Step 5: Understand ref() and source() -- the DAG

Two functions define how dbt models connect to each other and to raw data.

source() reads from a raw table. When you write source('raw', 'production_log') in a staging model, you are telling dbt: "this model reads from the production_log table defined in our source configuration." dbt uses this to track where your data comes from.

ref() reads from another model. When you later write ref('stg_production') in a mart model, you are telling dbt: "this model depends on the stg_production staging model. Build that one first." dbt uses this to determine build order.

Together, these two functions build the DAG -- the directed acyclic graph. The DAG is a map of your entire pipeline: which models read from which sources, which models depend on which other models, and in what order everything needs to run. In P1 and P2, you managed build order manually -- "run the staging script before the mart script." dbt eliminates that manual coordination. You declare the dependencies, and the framework handles the rest.

The DAG for this project will look like this once all models are built:

graph LR
    PL[production_log] --> SP[stg_production]
    S[sales] --> SS[stg_sales]
    MP[milk_purchases] --> SPR[stg_purchases]
    SP --> FVP[fct_variety_profitability]
    SS --> FVP
    SPR --> FVP

Three raw sources feed three staging models. All three staging models feed one mart. dbt reads the source() and ref() calls in your SQL and builds this graph automatically. When you run dbt run, it executes the staging models first (they have no model dependencies, only source dependencies) and the mart last (it depends on all three staging models).

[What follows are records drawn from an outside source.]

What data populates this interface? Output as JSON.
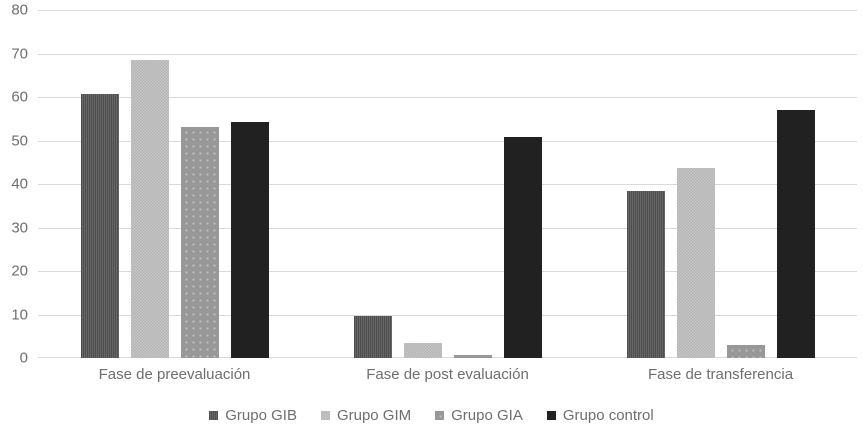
{
  "chart_data": {
    "type": "bar",
    "categories": [
      "Fase de preevaluación",
      "Fase de post evaluación",
      "Fase de transferencia"
    ],
    "series": [
      {
        "name": "Grupo GIB",
        "color": "#595959",
        "values": [
          60.6,
          9.6,
          38.3
        ]
      },
      {
        "name": "Grupo GIM",
        "color": "#c0c0c0",
        "values": [
          68.6,
          3.4,
          43.7
        ]
      },
      {
        "name": "Grupo GIA",
        "color": "#999999",
        "values": [
          53.2,
          0.8,
          3.0
        ]
      },
      {
        "name": "Grupo control",
        "color": "#212121",
        "values": [
          54.3,
          50.9,
          57.0
        ]
      }
    ],
    "title": "",
    "xlabel": "",
    "ylabel": "",
    "ylim": [
      0,
      80
    ],
    "ytick_step": 10,
    "yticks": [
      0,
      10,
      20,
      30,
      40,
      50,
      60,
      70,
      80
    ],
    "grid": true,
    "gridline_color": "#d9d9d9",
    "text_color": "#6e6e6e",
    "legend_position": "bottom"
  }
}
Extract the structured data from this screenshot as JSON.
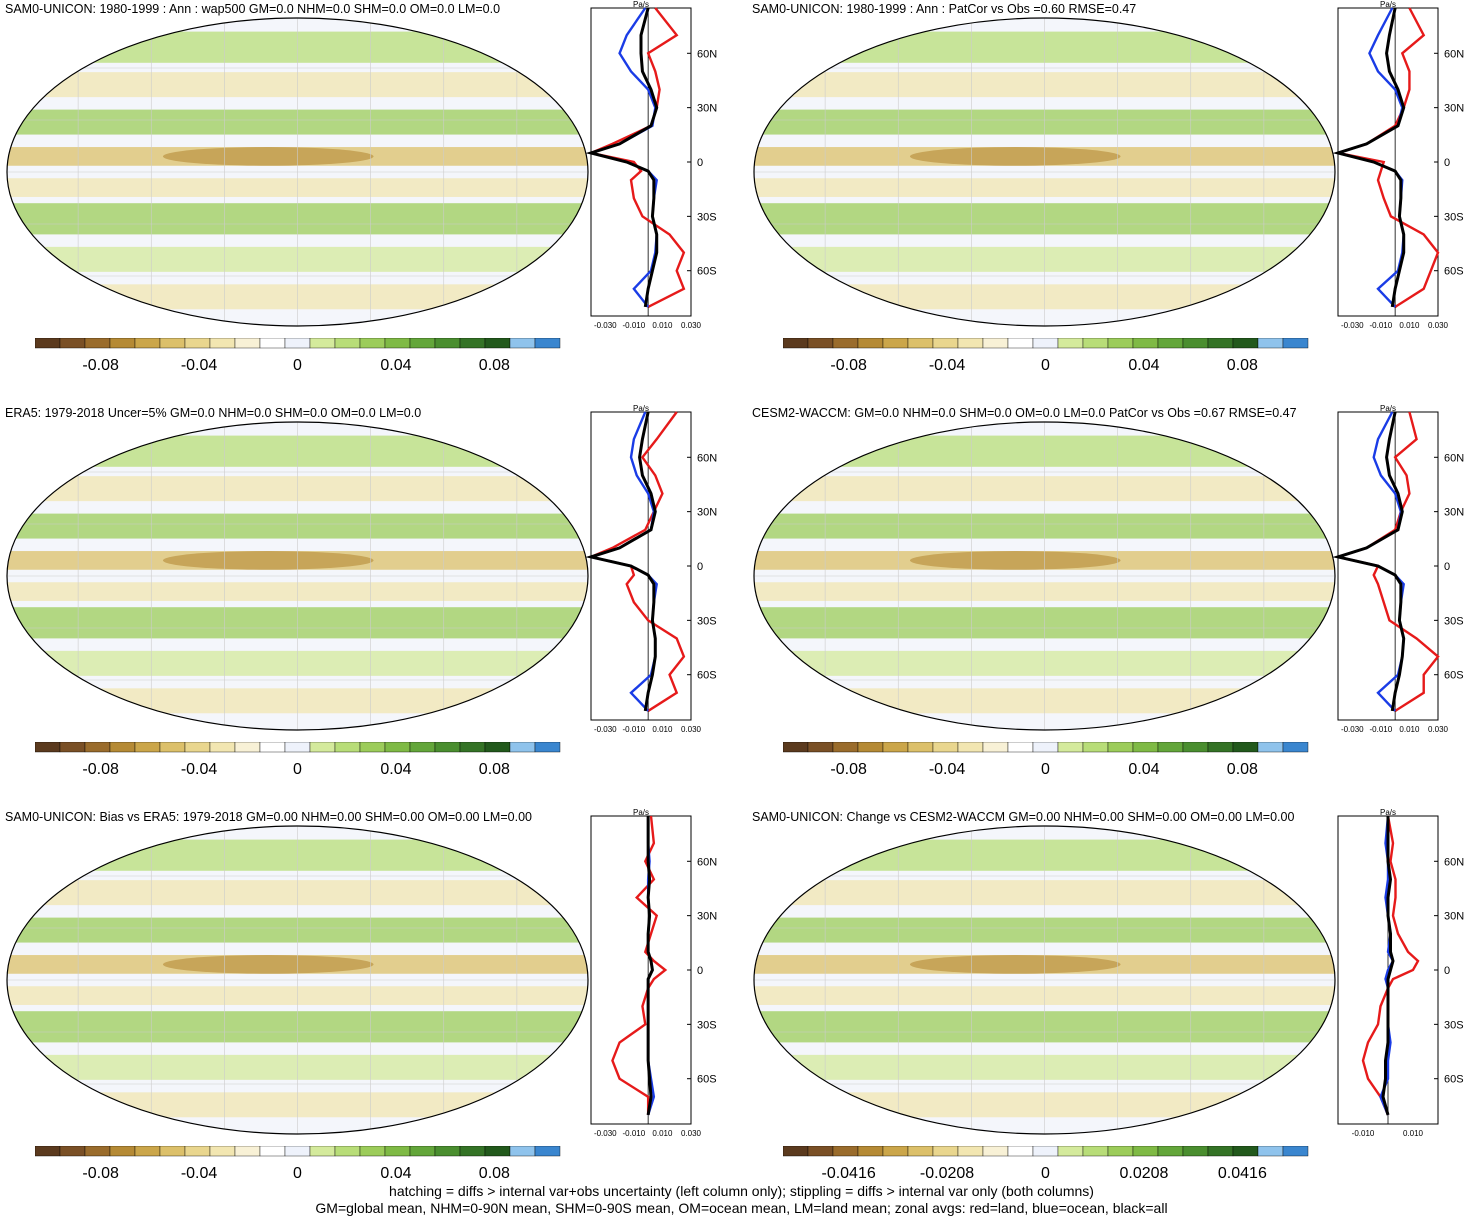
{
  "colors": {
    "palette": [
      "#5b3a1e",
      "#7a5026",
      "#9a6c2c",
      "#b58a35",
      "#cba64a",
      "#dcc06a",
      "#e9d68e",
      "#f2e6b1",
      "#f8f1d6",
      "#ffffff",
      "#eef2fb",
      "#d4ea9c",
      "#b8dd78",
      "#9ccc5a",
      "#7fba45",
      "#63a63a",
      "#4a8e2f",
      "#347326",
      "#22591c",
      "#8fc3ec",
      "#3a86cf"
    ],
    "land": "#e61a1a",
    "ocean": "#1a3ce6",
    "all": "#000000"
  },
  "panels": [
    {
      "title": "SAM0-UNICON: 1980-1999 : Ann : wap500 GM=0.0 NHM=0.0 SHM=0.0 OM=0.0 LM=0.0",
      "profile_unit": "Pa/s",
      "profile_xticks": [
        "-0.030",
        "-0.010",
        "0.010",
        "0.030"
      ],
      "colorbar_ticks": [
        "-0.08",
        "-0.04",
        "0",
        "0.04",
        "0.08"
      ]
    },
    {
      "title": "SAM0-UNICON: 1980-1999 : Ann : PatCor vs Obs =0.60 RMSE=0.47",
      "profile_unit": "Pa/s",
      "profile_xticks": [
        "-0.030",
        "-0.010",
        "0.010",
        "0.030"
      ],
      "colorbar_ticks": [
        "-0.08",
        "-0.04",
        "0",
        "0.04",
        "0.08"
      ]
    },
    {
      "title": "ERA5: 1979-2018 Uncer=5% GM=0.0 NHM=0.0 SHM=0.0 OM=0.0 LM=0.0",
      "profile_unit": "Pa/s",
      "profile_xticks": [
        "-0.030",
        "-0.010",
        "0.010",
        "0.030"
      ],
      "colorbar_ticks": [
        "-0.08",
        "-0.04",
        "0",
        "0.04",
        "0.08"
      ]
    },
    {
      "title": "CESM2-WACCM: GM=0.0 NHM=0.0 SHM=0.0 OM=0.0 LM=0.0 PatCor vs Obs =0.67 RMSE=0.47",
      "profile_unit": "Pa/s",
      "profile_xticks": [
        "-0.030",
        "-0.010",
        "0.010",
        "0.030"
      ],
      "colorbar_ticks": [
        "-0.08",
        "-0.04",
        "0",
        "0.04",
        "0.08"
      ]
    },
    {
      "title": "SAM0-UNICON: Bias vs ERA5: 1979-2018 GM=0.00 NHM=0.00 SHM=0.00 OM=0.00 LM=0.00",
      "profile_unit": "Pa/s",
      "profile_xticks": [
        "-0.030",
        "-0.010",
        "0.010",
        "0.030"
      ],
      "colorbar_ticks": [
        "-0.08",
        "-0.04",
        "0",
        "0.04",
        "0.08"
      ]
    },
    {
      "title": "SAM0-UNICON: Change vs CESM2-WACCM GM=0.00 NHM=0.00 SHM=0.00 OM=0.00 LM=0.00",
      "profile_unit": "Pa/s",
      "profile_xticks": [
        "-0.010",
        "0.010"
      ],
      "colorbar_ticks": [
        "-0.0416",
        "-0.0208",
        "0",
        "0.0208",
        "0.0416"
      ]
    }
  ],
  "chart_data": {
    "type": "heatmap",
    "profile_lat_ticks": [
      "60N",
      "30N",
      "0",
      "30S",
      "60S"
    ],
    "profiles": [
      {
        "xlim": [
          -0.04,
          0.03
        ],
        "lat": [
          85,
          70,
          60,
          50,
          40,
          30,
          20,
          10,
          5,
          0,
          -5,
          -10,
          -20,
          -30,
          -40,
          -50,
          -60,
          -70,
          -80
        ],
        "land": [
          0.005,
          0.02,
          0.0,
          0.005,
          0.008,
          0.006,
          0.002,
          -0.025,
          -0.04,
          -0.01,
          -0.005,
          -0.012,
          -0.01,
          -0.004,
          0.015,
          0.025,
          0.02,
          0.025,
          0.0
        ],
        "ocean": [
          -0.002,
          -0.015,
          -0.02,
          -0.012,
          0.0,
          0.005,
          0.003,
          -0.02,
          -0.04,
          -0.015,
          0.0,
          0.006,
          0.004,
          0.003,
          0.006,
          0.005,
          0.002,
          -0.01,
          0.0
        ],
        "all": [
          0.0,
          -0.005,
          -0.005,
          -0.004,
          0.002,
          0.006,
          0.002,
          -0.02,
          -0.04,
          -0.015,
          0.0,
          0.004,
          0.004,
          0.003,
          0.006,
          0.006,
          0.003,
          0.0,
          -0.002
        ]
      },
      {
        "xlim": [
          -0.04,
          0.03
        ],
        "lat": [
          85,
          70,
          60,
          50,
          40,
          30,
          20,
          10,
          5,
          0,
          -5,
          -10,
          -20,
          -30,
          -40,
          -50,
          -60,
          -70,
          -80
        ],
        "land": [
          0.01,
          0.02,
          0.005,
          0.01,
          0.01,
          0.006,
          0.0,
          -0.02,
          -0.04,
          -0.008,
          -0.01,
          -0.012,
          -0.008,
          -0.003,
          0.02,
          0.03,
          0.025,
          0.02,
          0.0
        ],
        "ocean": [
          -0.002,
          -0.012,
          -0.018,
          -0.012,
          0.0,
          0.005,
          0.002,
          -0.02,
          -0.04,
          -0.015,
          0.0,
          0.005,
          0.004,
          0.003,
          0.006,
          0.005,
          0.002,
          -0.012,
          0.0
        ],
        "all": [
          0.0,
          -0.004,
          -0.006,
          -0.004,
          0.002,
          0.006,
          0.002,
          -0.02,
          -0.04,
          -0.015,
          0.0,
          0.004,
          0.004,
          0.003,
          0.006,
          0.006,
          0.003,
          0.0,
          -0.002
        ]
      },
      {
        "xlim": [
          -0.04,
          0.03
        ],
        "lat": [
          85,
          70,
          60,
          50,
          40,
          30,
          20,
          10,
          5,
          0,
          -5,
          -10,
          -20,
          -30,
          -40,
          -50,
          -60,
          -70,
          -80
        ],
        "land": [
          0.02,
          0.006,
          -0.004,
          0.005,
          0.01,
          0.004,
          -0.002,
          -0.025,
          -0.04,
          -0.012,
          -0.01,
          -0.015,
          -0.01,
          0.0,
          0.02,
          0.025,
          0.015,
          0.02,
          0.0
        ],
        "ocean": [
          -0.002,
          -0.01,
          -0.012,
          -0.008,
          0.0,
          0.004,
          0.002,
          -0.02,
          -0.04,
          -0.012,
          0.0,
          0.006,
          0.004,
          0.003,
          0.005,
          0.005,
          0.002,
          -0.012,
          0.0
        ],
        "all": [
          0.0,
          -0.004,
          -0.006,
          -0.004,
          0.002,
          0.005,
          0.002,
          -0.02,
          -0.04,
          -0.012,
          0.0,
          0.004,
          0.004,
          0.003,
          0.005,
          0.005,
          0.003,
          0.0,
          -0.002
        ]
      },
      {
        "xlim": [
          -0.04,
          0.03
        ],
        "lat": [
          85,
          70,
          60,
          50,
          40,
          30,
          20,
          10,
          5,
          0,
          -5,
          -10,
          -20,
          -30,
          -40,
          -50,
          -60,
          -70,
          -80
        ],
        "land": [
          0.01,
          0.015,
          0.0,
          0.008,
          0.01,
          0.004,
          0.0,
          -0.02,
          -0.04,
          -0.012,
          -0.015,
          -0.012,
          -0.008,
          -0.004,
          0.015,
          0.03,
          0.02,
          0.02,
          0.0
        ],
        "ocean": [
          -0.002,
          -0.012,
          -0.015,
          -0.01,
          0.0,
          0.004,
          0.002,
          -0.02,
          -0.04,
          -0.012,
          0.0,
          0.006,
          0.004,
          0.003,
          0.006,
          0.005,
          0.002,
          -0.012,
          0.0
        ],
        "all": [
          0.0,
          -0.004,
          -0.006,
          -0.004,
          0.002,
          0.005,
          0.002,
          -0.02,
          -0.04,
          -0.012,
          0.0,
          0.004,
          0.004,
          0.003,
          0.006,
          0.005,
          0.003,
          0.0,
          -0.002
        ]
      },
      {
        "xlim": [
          -0.04,
          0.03
        ],
        "lat": [
          85,
          70,
          60,
          50,
          40,
          30,
          20,
          10,
          5,
          0,
          -5,
          -10,
          -20,
          -30,
          -40,
          -50,
          -60,
          -70,
          -80
        ],
        "land": [
          0.002,
          0.004,
          -0.002,
          0.004,
          -0.008,
          0.006,
          0.002,
          -0.002,
          0.004,
          0.012,
          0.004,
          0.0,
          -0.004,
          -0.002,
          -0.02,
          -0.025,
          -0.02,
          0.0,
          0.0
        ],
        "ocean": [
          0.0,
          0.0,
          0.001,
          0.0,
          0.0,
          0.001,
          0.0,
          0.0,
          0.002,
          0.003,
          0.0,
          0.0,
          0.0,
          0.0,
          0.0,
          0.0,
          0.002,
          0.004,
          0.0
        ],
        "all": [
          0.0,
          0.0,
          0.0,
          0.001,
          0.0,
          0.001,
          0.0,
          0.0,
          0.002,
          0.003,
          0.0,
          0.0,
          0.0,
          0.0,
          0.0,
          0.0,
          0.001,
          0.002,
          0.0
        ]
      },
      {
        "xlim": [
          -0.02,
          0.02
        ],
        "lat": [
          85,
          70,
          60,
          50,
          40,
          30,
          20,
          10,
          5,
          0,
          -5,
          -10,
          -20,
          -30,
          -40,
          -50,
          -60,
          -70,
          -80
        ],
        "land": [
          0.0,
          0.002,
          0.001,
          0.003,
          0.003,
          0.002,
          0.004,
          0.008,
          0.012,
          0.01,
          0.002,
          0.0,
          -0.003,
          -0.004,
          -0.008,
          -0.01,
          -0.008,
          -0.003,
          0.0
        ],
        "ocean": [
          0.0,
          -0.001,
          0.0,
          0.0,
          -0.001,
          0.0,
          0.001,
          0.0,
          0.002,
          0.0,
          -0.001,
          0.0,
          0.0,
          0.0,
          0.001,
          0.0,
          0.0,
          -0.003,
          0.0
        ],
        "all": [
          0.0,
          0.0,
          0.0,
          0.001,
          0.0,
          0.0,
          0.001,
          0.001,
          0.002,
          0.001,
          0.0,
          0.0,
          0.0,
          0.0,
          0.0,
          -0.001,
          -0.001,
          -0.002,
          0.0
        ]
      }
    ]
  },
  "footnote": {
    "line1": "hatching = diffs > internal var+obs uncertainty (left column only); stippling = diffs > internal var only (both columns)",
    "line2": "GM=global mean, NHM=0-90N mean, SHM=0-90S mean, OM=ocean mean, LM=land mean; zonal avgs: red=land, blue=ocean, black=all"
  }
}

This is what ref() actually solves. In P2, if you ran the mart script before the staging scripts, it would either fail or produce wrong results. With dbt, that mistake is impossible -- the framework enforces the order.


✓ Check

✓ Check: dbt debug passes. Source definitions exist for all three raw tables. The student can explain: what does ref() do? What does source() do? Why does dbt need to know about dependencies?